His hand, which had been resting lightly on her stomach, suddenly moved.
“That’s one reason. Here’s another.”
They fell into a pattern as the summer wore on. The nights they spent at Diane’s, they would cook out on the grill, often asking Sue Griffen and her husband Pete to join them. Michael and Pete were both Mets fans, and after dinner, Diane and Sue would take a walk around the neighborhood and the two men would watch the ball game together. Sometimes, Sharon and her husband Richie would come by and the four of them would go out to Richie’s favorite pub. Richie played darts, and he began coaching Michael, who was a quick study and became fairly proficient. Sometimes, all three couples would meet at one home or another for drinks. Michael liked her friends. They liked him as well.

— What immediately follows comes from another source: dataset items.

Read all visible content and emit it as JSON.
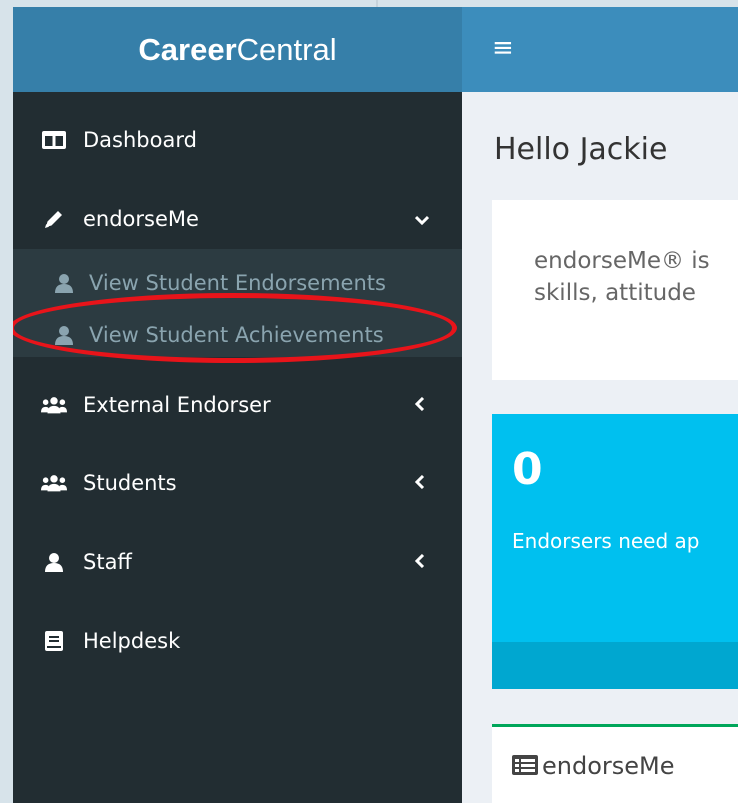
{
  "brand": {
    "bold": "Career",
    "light": "Central"
  },
  "topbar": {
    "menu_icon": "hamburger-icon"
  },
  "sidebar": {
    "items": [
      {
        "label": "Dashboard",
        "icon": "columns-icon"
      },
      {
        "label": "endorseMe",
        "icon": "pencil-icon",
        "expanded": true
      },
      {
        "label": "External Endorser",
        "icon": "users-icon"
      },
      {
        "label": "Students",
        "icon": "users-icon"
      },
      {
        "label": "Staff",
        "icon": "user-icon"
      },
      {
        "label": "Helpdesk",
        "icon": "book-icon"
      }
    ],
    "submenu": [
      {
        "label": "View Student Endorsements",
        "icon": "user-icon"
      },
      {
        "label": "View Student Achievements",
        "icon": "user-icon",
        "highlighted": true
      }
    ]
  },
  "main": {
    "greeting": "Hello Jackie",
    "intro_line1": "endorseMe® is",
    "intro_line2": "skills, attitude",
    "stat": {
      "value": "0",
      "label": "Endorsers need ap"
    },
    "panel_title": "endorseMe"
  },
  "colors": {
    "header": "#3c8dbc",
    "logo": "#367fa9",
    "sidebar": "#222d32",
    "stat": "#00c0ef",
    "highlight": "#e8141a"
  }
}
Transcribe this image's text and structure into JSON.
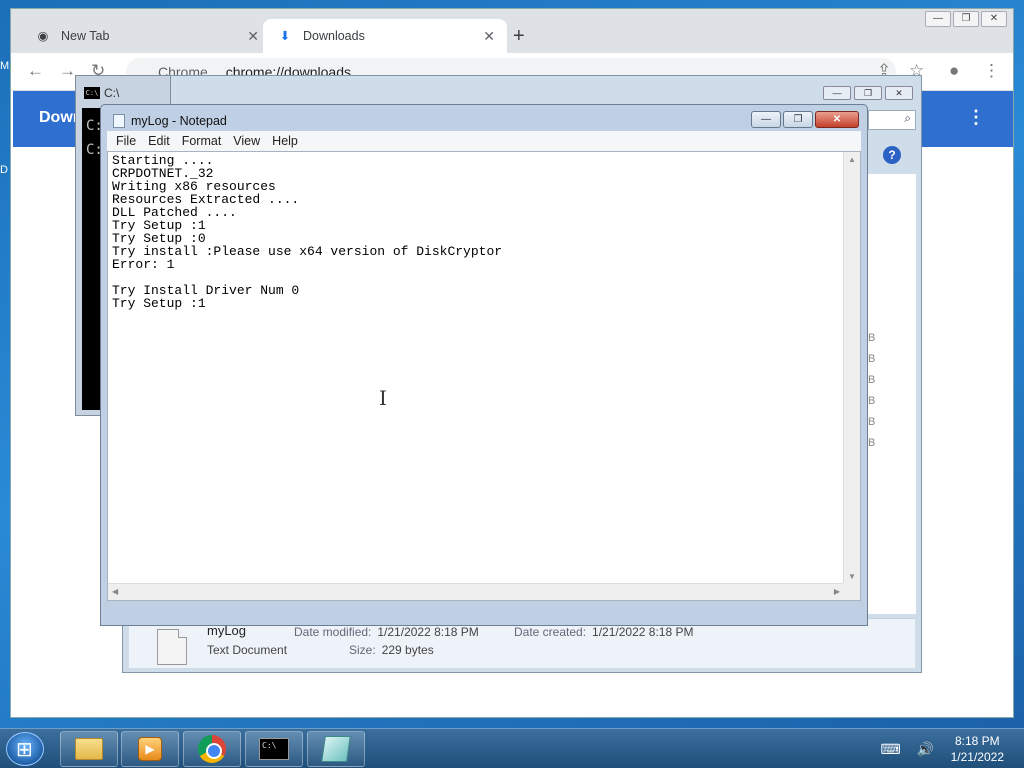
{
  "desktop": {
    "edge_letters": [
      "M",
      "D"
    ]
  },
  "chrome": {
    "tabs": [
      {
        "label": "New Tab",
        "close": "✕"
      },
      {
        "label": "Downloads",
        "close": "✕"
      }
    ],
    "new_tab": "+",
    "window_buttons": [
      "—",
      "❐",
      "✕"
    ],
    "omnibox": {
      "site": "Chrome",
      "url": "chrome://downloads"
    },
    "toolbar_icons": [
      "back-icon",
      "forward-icon",
      "reload-icon",
      "share-icon",
      "star-icon",
      "profile-icon",
      "menu-icon"
    ],
    "page_header": "Down",
    "header_menu": "⋮"
  },
  "explorer": {
    "window_buttons": [
      "—",
      "❐",
      "✕"
    ],
    "help": "?",
    "search_icon": "search-icon",
    "size_column": [
      "B",
      "B",
      "B",
      "B",
      "B",
      "B"
    ],
    "details": {
      "name": "myLog",
      "type": "Text Document",
      "modified_label": "Date modified:",
      "modified_value": "1/21/2022 8:18 PM",
      "created_label": "Date created:",
      "created_value": "1/21/2022 8:18 PM",
      "size_label": "Size:",
      "size_value": "229 bytes"
    }
  },
  "cmd": {
    "title": "C:\\",
    "icon_text": "C:\\",
    "lines": [
      "C:",
      "C:"
    ]
  },
  "notepad": {
    "title": "myLog - Notepad",
    "window_buttons": [
      "—",
      "❐",
      "✕"
    ],
    "menu": [
      "File",
      "Edit",
      "Format",
      "View",
      "Help"
    ],
    "content": "Starting ....\nCRPDOTNET._32\nWriting x86 resources\nResources Extracted ....\nDLL Patched ....\nTry Setup :1\nTry Setup :0\nTry install :Please use x64 version of DiskCryptor\nError: 1\n\nTry Install Driver Num 0\nTry Setup :1",
    "scroll_up": "▲",
    "scroll_down": "▼",
    "scroll_left": "◀",
    "scroll_right": "▶",
    "cursor": "I"
  },
  "taskbar": {
    "items": [
      "explorer-icon",
      "media-player-icon",
      "chrome-icon",
      "cmd-icon",
      "notepad-icon"
    ],
    "cmd_icon_text": "C:\\",
    "tray": "⌨ 🔊",
    "time": "8:18 PM",
    "date": "1/21/2022"
  }
}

At Michael’s, there were a string of guests that came and went even if Michael was not at home. Mark Bender would come by to sail into the middle of the lake, then spend the day fishing. Theresa Milano, Michael’s first childhood love, would drive in on days off, swim laps for an hour, then fall asleep on Michael’s shady, perfectly mown lawn. His family came by often, to sail or to fish, often staying for dinner and far into the night.
Members of the band dropped in and out, checking on the progress of Michael’s work. They were starting to lay down tracks for the singles on the soundtrack. The Martone brothers did not want to spend any more time away from home, so the band decided to do as much work in Michael’s studio as possible. The band worked quickly together.